Nonostante fosse sfinita e la mezzanotte si stesse avvicinando a grandi passi, Mary si fermò a contemplare le sue creazioni un’ultima volta prima di proseguire. Erano semplicemente perfette: ogni sezione d’ala era robusta e leggera nel contempo; i meccanismi di snodo che le permettevano il movimento erano stati realizzati a regola d’arte; stessa cosa per le giunture e le finiture; i meccanismi funzionavano a meraviglia e il motorino a propulsione che consentiva alla sua creazione di spiccare il volo oltre le alte mura del labirinto era leggero e potente nel contempo.
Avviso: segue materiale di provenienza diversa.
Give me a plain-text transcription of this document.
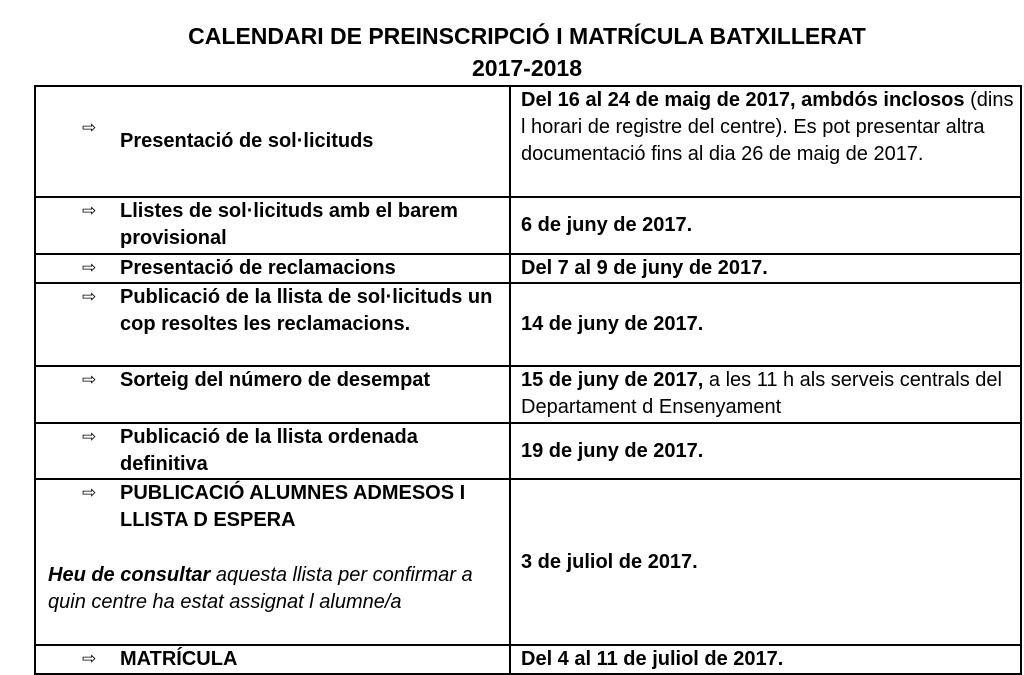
CALENDARI DE PREINSCRIPCIÓ I MATRÍCULA BATXILLERAT
2017-2018
⇨
Presentació de sol·licituds	Del 16 al 24 de maig de 2017, ambdós inclosos (dins l horari de registre del centre). Es pot presentar altra documentació fins al dia 26 de maig de 2017.

⇨ Llistes de sol·licituds amb el barem provisional	6 de juny de 2017.

⇨ Presentació de reclamacions	Del 7 al 9 de juny de 2017.

⇨ Publicació de la llista de sol·licituds un cop resoltes les reclamacions.	14 de juny de 2017.

⇨ Sorteig del número de desempat	15 de juny de 2017, a les 11 h als serveis centrals del Departament d Ensenyament

⇨ Publicació de la llista ordenada definitiva	19 de juny de 2017.

⇨ PUBLICACIÓ ALUMNES ADMESOS I LLISTA D ESPERA
Heu de consultar aquesta llista per confirmar a quin centre ha estat assignat l alumne/a	3 de juliol de 2017.

⇨ MATRÍCULA	Del 4 al 11 de juliol de 2017.
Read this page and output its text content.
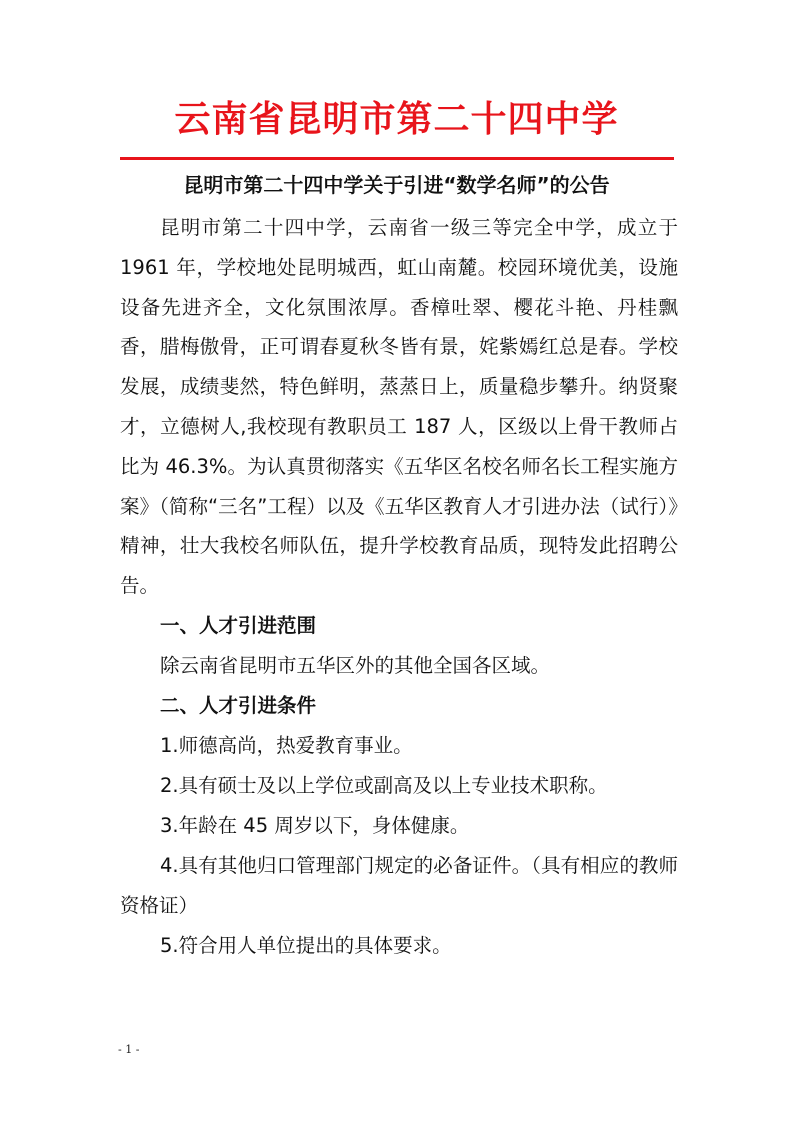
云南省昆明市第二十四中学
昆明市第二十四中学关于引进“数学名师”的公告

昆明市第二十四中学，云南省一级三等完全中学，成立于 1961 年，学校地处昆明城西，虹山南麓。校园环境优美，设施设备先进齐全，文化氛围浓厚。香樟吐翠、樱花斗艳、丹桂飘香，腊梅傲骨，正可谓春夏秋冬皆有景，姹紫嫣红总是春。学校发展，成绩斐然，特色鲜明，蒸蒸日上，质量稳步攀升。纳贤聚才，立德树人,我校现有教职员工 187 人，区级以上骨干教师占比为 46.3%。为认真贯彻落实《五华区名校名师名长工程实施方案》（简称“三名”工程）以及《五华区教育人才引进办法（试行）》精神，壮大我校名师队伍，提升学校教育品质，现特发此招聘公告。

一、人才引进范围

除云南省昆明市五华区外的其他全国各区域。

二、人才引进条件

1.师德高尚，热爱教育事业。

2.具有硕士及以上学位或副高及以上专业技术职称。

3.年龄在 45 周岁以下，身体健康。

4.具有其他归口管理部门规定的必备证件。（具有相应的教师资格证）

5.符合用人单位提出的具体要求。

- 1 -
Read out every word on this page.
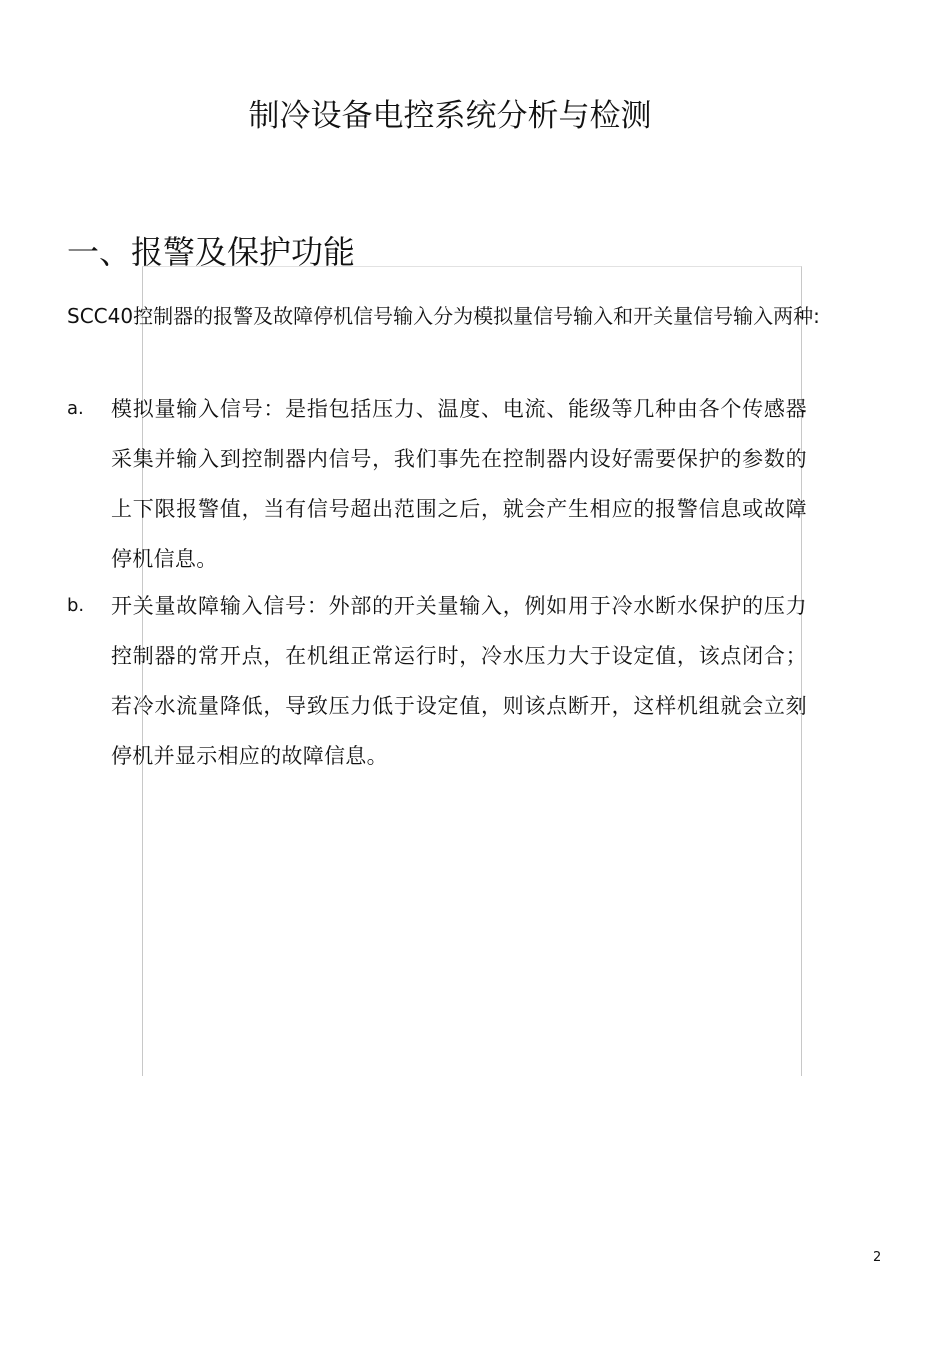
制冷设备电控系统分析与检测
一、报警及保护功能

SCC40控制器的报警及故障停机信号输入分为模拟量信号输入和开关量信号输入两种:

a. 模拟量输入信号：是指包括压力、温度、电流、能级等几种由各个传感器采集并输入到控制器内信号，我们事先在控制器内设好需要保护的参数的上下限报警值，当有信号超出范围之后，就会产生相应的报警信息或故障停机信息。

b. 开关量故障输入信号：外部的开关量输入，例如用于冷水断水保护的压力控制器的常开点，在机组正常运行时，冷水压力大于设定值，该点闭合；若冷水流量降低，导致压力低于设定值，则该点断开，这样机组就会立刻停机并显示相应的故障信息。

2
Con un sospiro di sollievo, Mary ripiegò le sue ali, le nascose sotto la brandina, e si mise sotto le coperte ad attendere che passasse la guardia per l’ispezione notturna. Alle 23.30 in punto, quando già la guardia carceraria era tornata nella sua stanza a godersi il calduccio della stufa elettrica e a gustarsi una bella tazza di cioccolato caldo in tazza, Mary, premendo un pulsante, fece scattare il sofisticato dispositivo che azionava l’apertura automatica di tutte le porte del carcere. Facendosi aiutare dal figlio, andò a distribuire le ali a tutti i detenuti e li guidò verso l’unico punto in cui c’era un corridoio abbastanza lungo da lasciar lorolo spazio per una bella rincorsa.
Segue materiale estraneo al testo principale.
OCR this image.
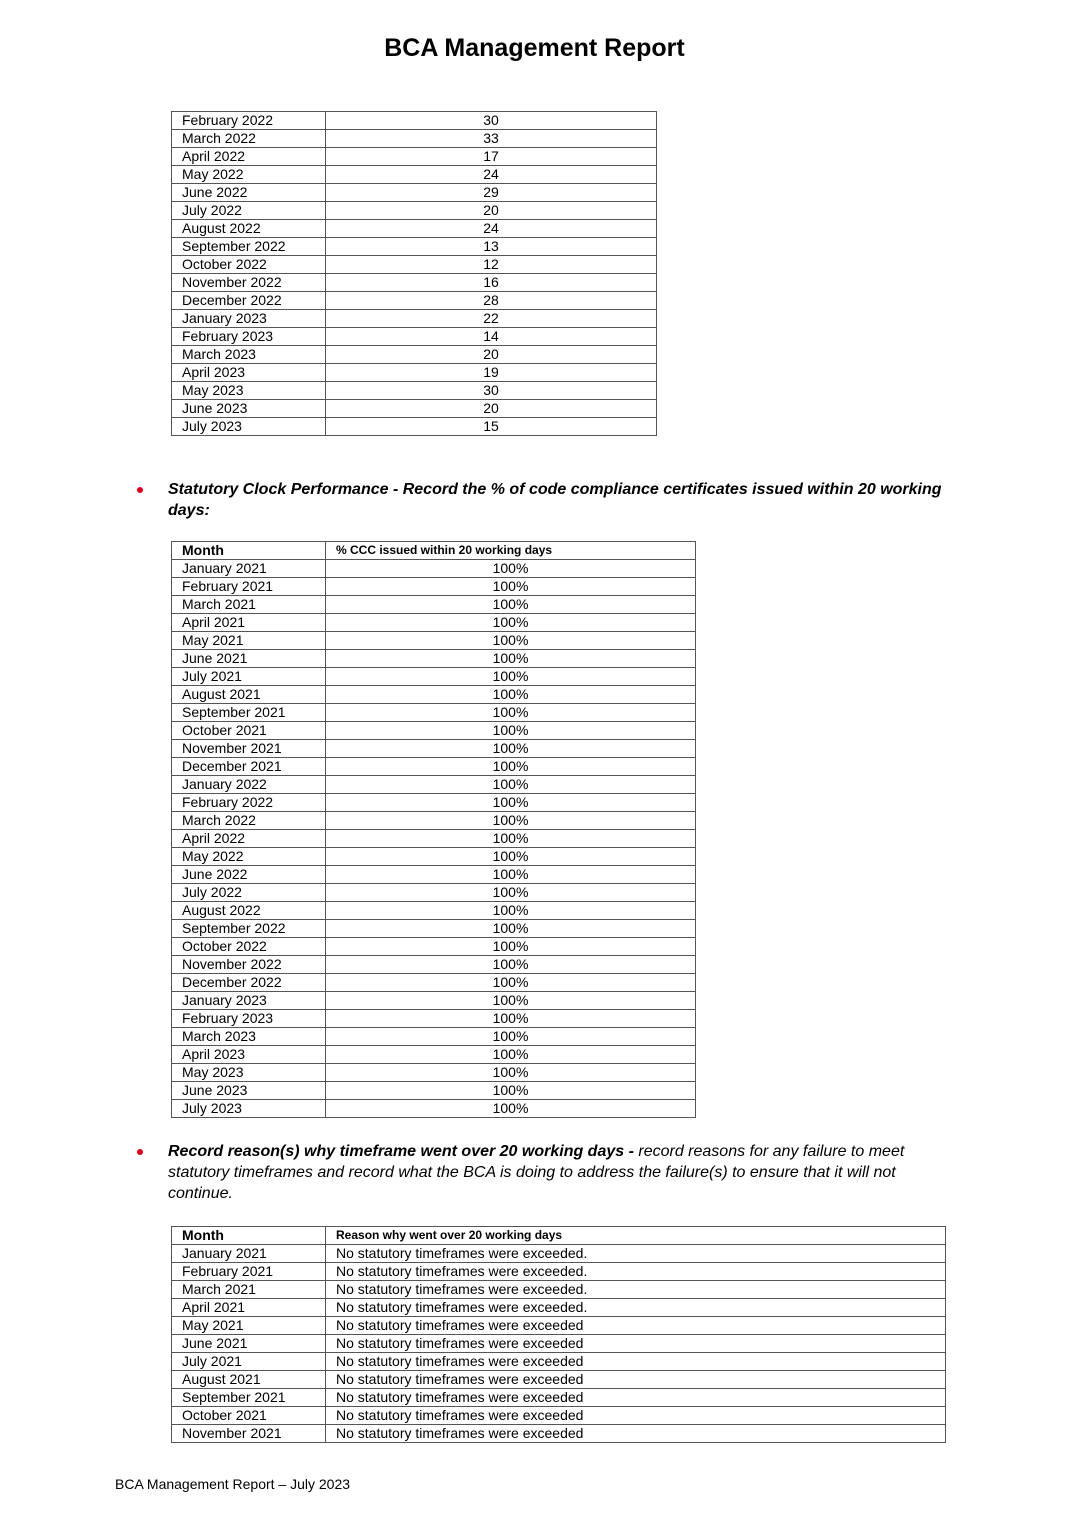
BCA Management Report
February 2022	30
March 2022	33
April 2022	17
May 2022	24
June 2022	29
July 2022	20
August 2022	24
September 2022	13
October 2022	12
November 2022	16
December 2022	28
January 2023	22
February 2023	14
March 2023	20
April 2023	19
May 2023	30
June 2023	20
July 2023	15
Statutory Clock Performance - Record the % of code compliance certificates issued within 20 working days:
Month	% CCC issued within 20 working days
January 2021	100%
February 2021	100%
March 2021	100%
April 2021	100%
May 2021	100%
June 2021	100%
July 2021	100%
August 2021	100%
September 2021	100%
October 2021	100%
November 2021	100%
December 2021	100%
January 2022	100%
February 2022	100%
March 2022	100%
April 2022	100%
May 2022	100%
June 2022	100%
July 2022	100%
August 2022	100%
September 2022	100%
October 2022	100%
November 2022	100%
December 2022	100%
January 2023	100%
February 2023	100%
March 2023	100%
April 2023	100%
May 2023	100%
June 2023	100%
July 2023	100%
Record reason(s) why timeframe went over 20 working days - record reasons for any failure to meet statutory timeframes and record what the BCA is doing to address the failure(s) to ensure that it will not continue.
Month	Reason why went over 20 working days
January 2021	No statutory timeframes were exceeded.
February 2021	No statutory timeframes were exceeded.
March 2021	No statutory timeframes were exceeded.
April 2021	No statutory timeframes were exceeded.
May 2021	No statutory timeframes were exceeded
June 2021	No statutory timeframes were exceeded
July 2021	No statutory timeframes were exceeded
August 2021	No statutory timeframes were exceeded
September 2021	No statutory timeframes were exceeded
October 2021	No statutory timeframes were exceeded
November 2021	No statutory timeframes were exceeded
BCA Management Report – July 2023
Approfittando del fatto che i corridoi della prigione non avessero il soffitto, uno dopo l’altro, come se fossero una schiera di angeli, i detenuti del carcere di massima sicurezza di Mr. Nikleby spiccarono il volo riempiendo di meraviglia e di stupore gli abitanti di New York. Una decina di persone, rese leggere come l’aria dal paio d’ali che aveva costruito per loro la signora Bukowski, volarono sulla città grazie anche al sostegno del vento. Mentre le campane della chiesa poco distante indicavano lo scoccare della mezzanotte, sopra le teste dei newyorkesi sorpresi e sbalorditi, i detenuti volteggiavano leggeri come uccelli. La leggera brezza serale li sosteneva e aiutava il motorino a propulsione. Le candide ali di stoffa brillavano ai raggi della luna rendendoli simili a degli angeli. I gruppi di cantori raccolti agli angoli delle strade, come se fossero una sola persona, intonarono il canto Angels We Have Heard On High (Gloria In Excelsis Deo). Sui volti dei detenuti andò allargandosi progressivamente un sorriso sempre più ampio e luminoso. Ad un tratto la leggera brezza serale si trasforò in un lieve vento che gonfiò ulteriormente le ali facendo danzare nel cielo i detenuti che, sempre più, sembravano una schiera di angeli che volteggiava sulla città. Colto da un’intensa gioia, il piccolo John, con la sua vocina squillante, esclamò: “Siate lieti e rallegratevi! È Natale!”. “Buon Natale a tutti!”. Gli fece eco un altro bambino che volava dall’altra parte della piazza. “Buon Natale!”. Risposero alcuni passanti che li fissavano attoniti e meravigliati col naso all’insù. Con lo sguardo incredulo e il cuore colmo di gioia, Claude Bukowski, il marito di Mary salutò la moglie e il figlio che volteggiavano ancora nel cielo. Incontrollate e copiose lacrime di commozione rigarono le sue gote. Restando in silenzio, ringraziò quel Dio in cui quasi non credeva più per il miracolo che s’era appena compiuto sotto ai suoi occhi: ora sì che era davvero Natale.